За большим дубовым столом светлой окраски, в секретной аппаратной комнате телеграфа, в мягком кресле, обитом черной клеенкой, сидел белобрысый полковник. Ему было убийственно скучно. Время тянулось скупо, медленно. Надоело сидеть, надоело ходить, надоело дежурить. Зверски зевал, был раздражен, и так как не было объекта, на ком бы он излил свою желчь, то чувство раздражения его душило. Развлекаясь, он барабанил пальцами, выбивал марши и с ненавистью говорил: «Черт бы его брал… Насточертело…» Но к кому относились эти слова и что они должны были обозначать, он не знал и сам. Ругал так, вообще. Иногда подходил к окну, смотрел в мутную темноту ночи, где не спеша падал снег, и тихо, под нос, напевал модный романс.

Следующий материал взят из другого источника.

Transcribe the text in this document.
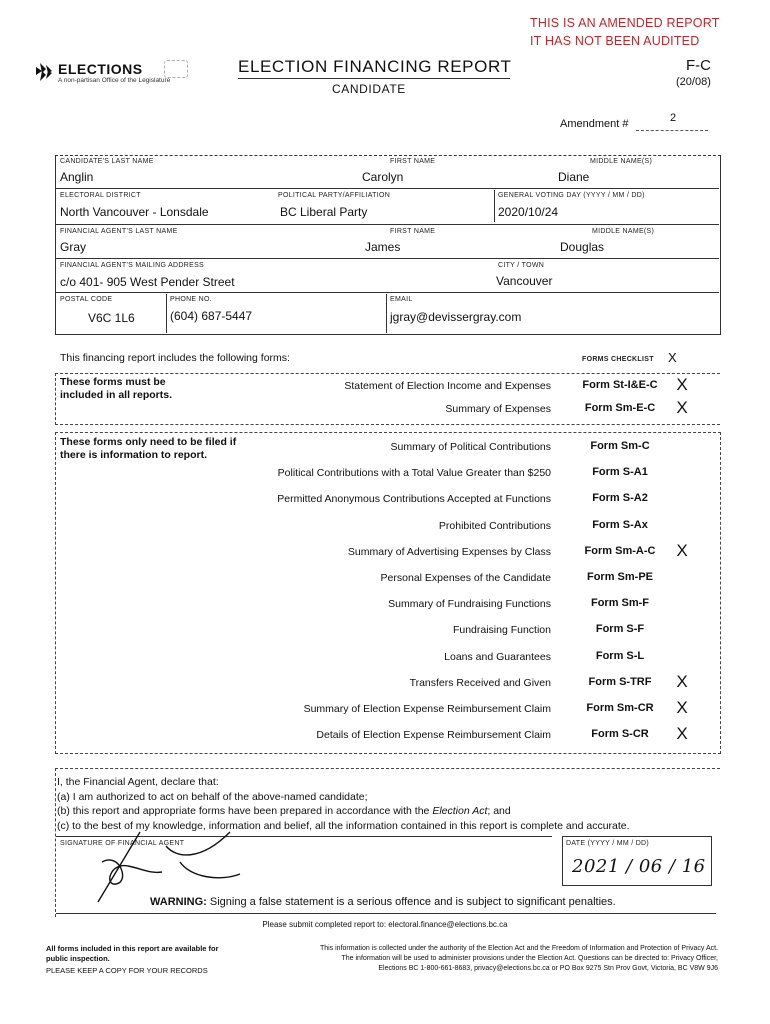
THIS IS AN AMENDED REPORT
IT HAS NOT BEEN AUDITED
ELECTIONS
A non-partisan Office of the Legislature
ELECTION FINANCING REPORT
CANDIDATE
F-C
(20/08)
Amendment #	2
CANDIDATE'S LAST NAME	FIRST NAME	MIDDLE NAME(S)
Anglin	Carolyn	Diane
ELECTORAL DISTRICT	POLITICAL PARTY/AFFILIATION	GENERAL VOTING DAY (YYYY / MM / DD)
North Vancouver - Lonsdale	BC Liberal Party	2020/10/24
FINANCIAL AGENT'S LAST NAME	FIRST NAME	MIDDLE NAME(S)
Gray	James	Douglas
FINANCIAL AGENT'S MAILING ADDRESS	CITY / TOWN
c/o 401- 905 West Pender Street	Vancouver
POSTAL CODE	PHONE NO.	EMAIL
V6C 1L6	(604) 687-5447	jgray@devissergray.com
This financing report includes the following forms:	FORMS CHECKLIST X
These forms must be included in all reports.
Statement of Election Income and Expenses	Form St-I&E-C	X
Summary of Expenses	Form Sm-E-C	X
These forms only need to be filed if there is information to report.
Summary of Political Contributions	Form Sm-C
Political Contributions with a Total Value Greater than $250	Form S-A1
Permitted Anonymous Contributions Accepted at Functions	Form S-A2
Prohibited Contributions	Form S-Ax
Summary of Advertising Expenses by Class	Form Sm-A-C	X
Personal Expenses of the Candidate	Form Sm-PE
Summary of Fundraising Functions	Form Sm-F
Fundraising Function	Form S-F
Loans and Guarantees	Form S-L
Transfers Received and Given	Form S-TRF	X
Summary of Election Expense Reimbursement Claim	Form Sm-CR	X
Details of Election Expense Reimbursement Claim	Form S-CR	X
I, the Financial Agent, declare that:
(a) I am authorized to act on behalf of the above-named candidate;
(b) this report and appropriate forms have been prepared in accordance with the Election Act; and
(c) to the best of my knowledge, information and belief, all the information contained in this report is complete and accurate.
SIGNATURE OF FINANCIAL AGENT	DATE (YYYY / MM / DD)
2021 / 06 / 16
WARNING: Signing a false statement is a serious offence and is subject to significant penalties.
Please submit completed report to: electoral.finance@elections.bc.ca
All forms included in this report are available for public inspection.
PLEASE KEEP A COPY FOR YOUR RECORDS
This information is collected under the authority of the Election Act and the Freedom of Information and Protection of Privacy Act.
The information will be used to administer provisions under the Election Act. Questions can be directed to: Privacy Officer,
Elections BC 1-800-661-8683, privacy@elections.bc.ca or PO Box 9275 Stn Prov Govt, Victoria, BC V8W 9J6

Большие круглые часы на стене четко, однообразно отбивали время: тик-так, тик-так, тик-так… Вторя им, стучал телеграфный аппарат, как пулемет на позиции: та-та-та… За ним, склонившись, сидел полусонный телеграфный чиновник. Та-та, тик-так, та-та… тик-так… Механическая жизнь текла неустанно, без перебоев. Бездушные предметы хрипели, стучали, повизгивали. Живые люди томились в тоске, в сонной скуке, в отсутствии какого-либо интереса. Было воскресенье, не было обычного оживления, в унылой казенной комнате царила тощая, серая тоска.
Полковник перестал петь. Его осенила другая идея. Он вынул из щегольского темно-зеленого френча маленькое карманное зеркальце, желтый роговой гребень и начал тщательно прилизывать жидкие, соломенного цвета волосы с английским пробором. Окончив эту работу и убедившись, что ни один волосок не торчит, он с такой же старательностью расчесал рыжеватые бакенбарды. Потом достал флакончик французских духов «Кер-де-Жаннет», пальцем надушил взбодренные усики, закрутил их в стрелку и, оставшись доволен своею внешностью, замурлыкал снова, уже весело и беззаботно:
Последнюю руладу он протянул громко, мягким тенорком. В этот момент часы, как пишут в старинных романах или как занимательно рассказывают любители увлекательных историй у камелька, за стаканом доброго старого вина, — часы судорожно захрипели, заскрежетали и, поднатужась, пробили десять. В этот момент телеграфный чиновник крикнул возбужденно:
— Господин полковник, весьма важная телеграмма от председателя Государственной думы, его превосходительства господина Родзянко.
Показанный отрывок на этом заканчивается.